CHARLESTON, W.Va. — Massey Energy officials are trying to reassure investors that the company can recover from an explosion that killed 29 people at one of its most valuable coal mines aren’t working.
A growing number of investors are questioning chief executive Don Blankenship’s role. Lawsuits filed on behalf of victims and shareholders are increasing. Government regulators continue to criticize the company’s safety record. And the company says second-quarter losses could range from $80 million to $150 million.
On Thursday, Blankenship sought to reassure Wall Street.
“The explosion was not caused by willful disregard for safety regulations as the media would have you believe,” Blankenship said during a conference call with analysts. “Some of the implications have been that we don’t focus on safety and we don’t put dollars on safety. Nothing could be further from the truth.”

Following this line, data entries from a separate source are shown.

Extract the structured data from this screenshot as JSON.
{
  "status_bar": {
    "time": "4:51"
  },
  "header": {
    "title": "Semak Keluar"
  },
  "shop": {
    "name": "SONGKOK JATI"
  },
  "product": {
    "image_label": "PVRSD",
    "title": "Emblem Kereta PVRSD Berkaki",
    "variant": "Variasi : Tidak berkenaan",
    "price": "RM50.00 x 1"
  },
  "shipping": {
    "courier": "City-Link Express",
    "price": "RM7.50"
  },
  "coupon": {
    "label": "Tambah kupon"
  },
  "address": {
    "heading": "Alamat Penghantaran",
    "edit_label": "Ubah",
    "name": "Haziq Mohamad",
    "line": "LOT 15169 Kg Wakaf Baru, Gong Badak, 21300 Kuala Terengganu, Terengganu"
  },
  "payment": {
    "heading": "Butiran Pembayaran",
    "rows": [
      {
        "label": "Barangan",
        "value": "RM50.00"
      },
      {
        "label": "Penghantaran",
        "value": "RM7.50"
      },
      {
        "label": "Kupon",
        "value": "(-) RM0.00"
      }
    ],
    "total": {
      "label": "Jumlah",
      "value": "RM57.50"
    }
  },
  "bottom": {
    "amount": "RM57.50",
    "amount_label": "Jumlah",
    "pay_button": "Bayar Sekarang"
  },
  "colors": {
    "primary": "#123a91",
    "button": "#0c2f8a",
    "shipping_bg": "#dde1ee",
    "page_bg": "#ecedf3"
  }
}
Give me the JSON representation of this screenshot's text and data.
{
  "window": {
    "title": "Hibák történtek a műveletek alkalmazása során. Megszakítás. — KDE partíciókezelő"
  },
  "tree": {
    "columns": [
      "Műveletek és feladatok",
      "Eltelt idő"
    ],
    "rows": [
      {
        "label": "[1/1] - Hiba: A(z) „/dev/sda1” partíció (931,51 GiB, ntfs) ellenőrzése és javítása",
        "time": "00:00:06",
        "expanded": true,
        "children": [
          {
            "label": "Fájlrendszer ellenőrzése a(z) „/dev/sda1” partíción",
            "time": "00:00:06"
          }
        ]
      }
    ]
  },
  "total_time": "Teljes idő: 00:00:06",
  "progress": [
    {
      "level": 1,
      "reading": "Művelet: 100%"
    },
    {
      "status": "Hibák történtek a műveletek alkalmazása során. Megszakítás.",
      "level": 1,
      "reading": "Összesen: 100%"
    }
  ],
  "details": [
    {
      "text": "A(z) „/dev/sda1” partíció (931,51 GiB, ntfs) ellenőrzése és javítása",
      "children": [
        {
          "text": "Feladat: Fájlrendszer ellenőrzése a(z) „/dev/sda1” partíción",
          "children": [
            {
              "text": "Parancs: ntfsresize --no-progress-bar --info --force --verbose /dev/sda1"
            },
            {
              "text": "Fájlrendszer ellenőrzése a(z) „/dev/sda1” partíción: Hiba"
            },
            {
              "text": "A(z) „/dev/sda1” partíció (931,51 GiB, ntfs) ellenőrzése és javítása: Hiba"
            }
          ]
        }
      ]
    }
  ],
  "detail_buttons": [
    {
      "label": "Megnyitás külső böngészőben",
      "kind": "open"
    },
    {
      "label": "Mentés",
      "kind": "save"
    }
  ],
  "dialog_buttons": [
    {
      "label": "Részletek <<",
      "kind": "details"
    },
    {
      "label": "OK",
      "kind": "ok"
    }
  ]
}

Massey’s stock fell 85 cents, or 1.9 percent to $42.94 in afternoon trading Thursday. They are down 22 percent from their close of $54.69 on April 5, the day of the mine blast.
The federal Mine Safety and Health Administration has questioned Massey’s safety record.
The rate of serious violations that required evacuations and immediate repairs at Upper Big Branch was 19 times the national rate, the agency said this week. MSHA is tentatively blaming a preventable buildup of explosive methane gas and coal dust for the fatal blast.
Massey operations accounted for more than 14 percent of 57 problem coal mines singled out for a national MSHA inspection blitz last weekend. The agency has not released information about how many violations were found during the blitz.
Blankenship described the action as routine.
“A blitz is where they show up with a team of inspectors, might be 10 or 12, and they might spread out on shifts and those inspectors might be from other districts in order to get a fresh look,” he said.
Upper Big Branch is among Massey’s most valuable operations and Massey is scrambling to replace 1.6 million tons of lost 2010 production.
Massey plans to replace 1.3 million tons by adding shifts at other mines and opening three new underground mining sections.
Roughly 30 percent of the replacement coal is the same quality, said Mark Clemens, a senior vice president. “We have talked to many of our customers and they have agreed to change,” Clemens said. “We don’t see it being that big of a difference.”